Beantwortet Outlook 2007 ItemChange Event

  • Mittwoch, 20. August 2008 13:55
     
     
    Hey!

    I´m currently writing an Outlook 2007 Addin and I´m using the ItemChange Event on the Calendar Folder. But the following code runs in a
    infinite loop. Please help me.

    void StartUp()
            {
                try
                {
                    oNS = Application.GetNamespace("mapi");
                    oCalendar = oNS.GetDefaultFolder(Outlook.OlDefaultFolders.olFolderCalendar);
                    items = null;

                    items = oCalendar.Items;
                    items.ItemChange += new Microsoft.Office.Interop.Outlook.ItemsEvents_ItemChangeEventHandler(items_ItemChange);
                }
                catch (Exception ex)
                {
                    MessageBox.Show(ex.Message);
                }
            }
           
            void items_ItemChange(object Item)
            {
                try
                {
                    if (isChange == 0)
                    {
                        Outlook.AppointmentItem current = null;

                        try
                        {
                            current = (Outlook.AppointmentItem)Item;
                        }
                        catch (Exception ex)
                        {
                            MessageBox.Show(ex.Message);
                        }

                        if (current != null)
                        {
                            current.Location = "Test";
                            current.Save();

                            isChange++;
                        }
                    }
                    else
                    {
                        isChange = 0;
                    }
                }
                catch (Exception ex)
                {
                    MessageBox.Show(ex.Message);
                }
            }

Alle Antworten

  • Mittwoch, 20. August 2008 22:15
    Moderator
     
     Beantwortet

    This took a while for me to see the problem but is obvious Wink

     

    When you current.Save() ----> it change's the item and fires the event again hence the loop

     

    Regards

     

     

  • Donnerstag, 21. August 2008 11:39
     
     
    For that reason I´ve implemented the isChange Flag that does not change the Item in the second cycle.

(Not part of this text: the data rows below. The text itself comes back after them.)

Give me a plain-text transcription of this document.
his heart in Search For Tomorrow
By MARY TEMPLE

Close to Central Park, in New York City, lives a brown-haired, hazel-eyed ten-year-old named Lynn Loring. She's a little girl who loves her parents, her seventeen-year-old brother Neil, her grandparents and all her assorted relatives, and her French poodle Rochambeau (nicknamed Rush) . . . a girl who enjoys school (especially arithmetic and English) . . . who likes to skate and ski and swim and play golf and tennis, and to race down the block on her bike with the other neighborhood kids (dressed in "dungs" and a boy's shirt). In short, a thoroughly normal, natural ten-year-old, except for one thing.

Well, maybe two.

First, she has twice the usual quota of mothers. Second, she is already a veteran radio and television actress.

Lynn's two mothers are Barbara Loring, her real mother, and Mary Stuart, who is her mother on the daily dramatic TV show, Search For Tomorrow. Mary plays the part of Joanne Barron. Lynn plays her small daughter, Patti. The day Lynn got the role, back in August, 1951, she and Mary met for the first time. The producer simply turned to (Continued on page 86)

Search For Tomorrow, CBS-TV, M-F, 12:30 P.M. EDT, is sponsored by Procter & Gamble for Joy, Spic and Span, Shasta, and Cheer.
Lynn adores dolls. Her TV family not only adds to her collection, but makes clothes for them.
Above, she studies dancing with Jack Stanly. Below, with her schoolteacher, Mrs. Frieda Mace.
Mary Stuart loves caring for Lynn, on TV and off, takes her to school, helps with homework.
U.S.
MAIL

    I don´t think that the problem is obvious!

    Regards
  • Montag, 25. August 2008 14:59
     
     
    Maybe you should change lines

    current.Save();
    isChange++;


    to

    isChange++;
    current.Save();


    Regards,
    Robert
  • Mittwoch, 3. September 2008 13:07
     
     
    I tried this change but the event fires still in a infinite loop. I can´t understand it, please help me.
  • Mittwoch, 3. September 2008 13:12
     
     

    Try moving isChange++; even more to the top:

    isChange++;

    current.Location = "Test";
    current.Save();

    or at the start of the function.

     

  • Freitag, 5. September 2008 18:42
     
     

     

    why don't you unhook the event handler from "void items_ItemChange(object Item)" and hook -it back once you are done....

    for.eg.

           

    void items_ItemChange(object Item)

    {

    items.ItemChange -= ItemChangeHandler;

    //.........................do whaterver you want..

    finally

    {

    items.ItemChange += ItemChangeHandler;

    }

    }

  • Donnerstag, 26. Juli 2012 05:06
     
     
    The question is how to determine that moment (I mean when no more ItemChange calls are expected)
  • Freitag, 27. Juli 2012 21:55
     
     

    The event will be fired asynchrnously, so that moment cannot be determined.

    If your code has already made the modification, can you check if the modification needs to be done again? In the code above the Location property does not need to be set and Save does not need to be called if the property is already set to the expected value:

    if (current.Location != "Test")
    {
         current.Location = "Test";
         current.Save();
    }


    Dmitry Streblechenko (MVP)
    http://www.dimastr.com/redemption
    Redemption - what the Outlook
    Object Model should have been
    Version 5.3 is now available!

  • Samstag, 28. Juli 2012 06:15
     
     
    Nope, doesn't work in my case because my code was supposed to replicate incoming appointments via reading MSSQL db, and each appointment may has dozens of changes in all its fields. So I don't think the direct comparison would work in my case.
  • Montag, 30. Juli 2012 07:31
     
     
    then maybe check LastModificationTime and see if you have lastest data in your db
  • Montag, 30. Juli 2012 07:43
     
     

    There's one more complication - the SQL server and the Outlook machine will definitely have different time settings. Time synchronization is absent, and I cant count on its presence - this is how my client wants to see it.

    Ideally I wish Outlook had an opportunity of switching to synchronous event processing by plugin's demand and switching back by demand again :)

     
    • Bearbeitet Senglory Montag, 30. Juli 2012 07:45
    •  
  • Montag, 30. Juli 2012 07:52
     
     
    no time synchronization - store lastmodificationtime along with appointment data in db and later check against that value to determine if you have 'stale' data.